We believe that the Negev desert region is extremely well positioned for a cutting edge research of the changing climate effects on human health.               

The growing population of the Negev (750,000 citizens) is exposed to diverse sources of outdoor and indoor environmental risks related to human activities (industrial waste, air pollution, water discharges, human waste, consumer products, and the transport of chemicals) together with natural phenomena (solar radiation, heat burden, soil erosion, and desert dust emission and transport).

In addition to air pollution from various industrial sources (anthropogenic or man-made), the Negev area is characterized by the hot climate and frequent exposure to the desert dust. The Negev witnesses several intense dust storms every year as a result of its location within the global dust belt between the Saharan and the Arabian deserts. The usual particulate matter (PM) levels are frequently above the standard value for acceptable air quality. The population of Negev is currently experiencing the hot and dusty conditions that can be the fate of the humanity if the climate change is not halted!

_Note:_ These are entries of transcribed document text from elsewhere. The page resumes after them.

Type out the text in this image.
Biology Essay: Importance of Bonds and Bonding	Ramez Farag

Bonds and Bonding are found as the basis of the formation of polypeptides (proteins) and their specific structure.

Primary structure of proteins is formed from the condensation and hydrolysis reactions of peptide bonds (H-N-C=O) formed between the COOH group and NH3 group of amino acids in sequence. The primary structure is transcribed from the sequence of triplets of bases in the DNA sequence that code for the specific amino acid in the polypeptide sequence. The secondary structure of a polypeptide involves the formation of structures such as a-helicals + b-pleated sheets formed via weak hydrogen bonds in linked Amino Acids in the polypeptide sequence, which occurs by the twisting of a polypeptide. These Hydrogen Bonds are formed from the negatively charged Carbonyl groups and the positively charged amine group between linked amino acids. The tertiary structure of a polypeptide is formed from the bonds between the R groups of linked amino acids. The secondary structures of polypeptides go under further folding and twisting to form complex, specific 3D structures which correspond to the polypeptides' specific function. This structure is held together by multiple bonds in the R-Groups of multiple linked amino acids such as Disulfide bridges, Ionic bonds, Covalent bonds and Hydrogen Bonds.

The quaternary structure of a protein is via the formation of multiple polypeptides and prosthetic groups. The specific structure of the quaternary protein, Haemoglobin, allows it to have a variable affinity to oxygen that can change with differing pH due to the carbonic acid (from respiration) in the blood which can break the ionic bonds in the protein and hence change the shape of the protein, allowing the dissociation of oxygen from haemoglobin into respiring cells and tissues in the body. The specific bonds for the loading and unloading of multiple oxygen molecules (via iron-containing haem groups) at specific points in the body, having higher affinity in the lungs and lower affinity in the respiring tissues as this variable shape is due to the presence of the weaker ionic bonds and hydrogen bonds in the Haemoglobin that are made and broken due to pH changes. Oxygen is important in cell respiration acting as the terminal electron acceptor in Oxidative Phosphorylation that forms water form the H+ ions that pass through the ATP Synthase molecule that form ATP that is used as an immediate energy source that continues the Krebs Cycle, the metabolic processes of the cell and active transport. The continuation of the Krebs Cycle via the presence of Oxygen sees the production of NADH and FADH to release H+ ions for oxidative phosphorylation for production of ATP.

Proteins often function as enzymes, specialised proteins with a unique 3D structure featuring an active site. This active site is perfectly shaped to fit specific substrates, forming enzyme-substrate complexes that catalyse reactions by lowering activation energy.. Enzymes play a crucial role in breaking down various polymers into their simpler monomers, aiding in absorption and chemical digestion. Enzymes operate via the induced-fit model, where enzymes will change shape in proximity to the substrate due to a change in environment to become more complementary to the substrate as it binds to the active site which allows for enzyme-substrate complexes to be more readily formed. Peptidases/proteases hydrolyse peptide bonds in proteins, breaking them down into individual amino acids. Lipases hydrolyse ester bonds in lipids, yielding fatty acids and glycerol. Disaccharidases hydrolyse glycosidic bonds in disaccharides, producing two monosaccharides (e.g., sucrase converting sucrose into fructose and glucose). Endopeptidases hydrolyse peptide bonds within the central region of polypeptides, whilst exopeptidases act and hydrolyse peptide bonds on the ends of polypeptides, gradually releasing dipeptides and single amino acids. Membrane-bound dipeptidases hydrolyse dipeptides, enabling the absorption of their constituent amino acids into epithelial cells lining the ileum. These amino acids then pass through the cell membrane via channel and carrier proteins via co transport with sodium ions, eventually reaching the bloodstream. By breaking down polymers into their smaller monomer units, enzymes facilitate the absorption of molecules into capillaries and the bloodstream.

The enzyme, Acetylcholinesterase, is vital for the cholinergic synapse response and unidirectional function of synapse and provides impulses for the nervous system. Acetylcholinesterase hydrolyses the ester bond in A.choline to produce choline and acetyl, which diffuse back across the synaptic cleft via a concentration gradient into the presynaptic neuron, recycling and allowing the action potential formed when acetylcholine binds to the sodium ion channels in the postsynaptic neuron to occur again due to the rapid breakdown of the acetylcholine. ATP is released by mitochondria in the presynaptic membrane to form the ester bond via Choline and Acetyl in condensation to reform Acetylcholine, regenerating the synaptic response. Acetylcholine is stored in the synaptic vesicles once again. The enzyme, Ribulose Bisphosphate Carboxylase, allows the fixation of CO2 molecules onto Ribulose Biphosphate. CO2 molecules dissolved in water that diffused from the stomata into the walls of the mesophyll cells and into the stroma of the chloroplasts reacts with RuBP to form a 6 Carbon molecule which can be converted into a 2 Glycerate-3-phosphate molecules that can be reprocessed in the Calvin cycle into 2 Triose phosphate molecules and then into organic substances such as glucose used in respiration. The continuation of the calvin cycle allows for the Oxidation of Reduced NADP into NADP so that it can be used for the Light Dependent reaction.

When investigating the subject of environment on human health we are taking advantage of two main factors featuring our hospital.

First, it is the only hospital providing obstetrics care to the population residing to the North of Eilat and Kiryat-Gat in the South, covering the most of the Negev region. This adds a "population-based" feature to all our investigations, and therefore free from selection-bias.

Secondly, the hospital serves two distinct ethnic populations, i.e. Jewish and Bedouin-Arab, characterized by different socio-economic status, household conditions and genetics, implying different exposures and health outcomes, and bringing the heterogeneity to our research.

This set-up enabled a lot of research in the field.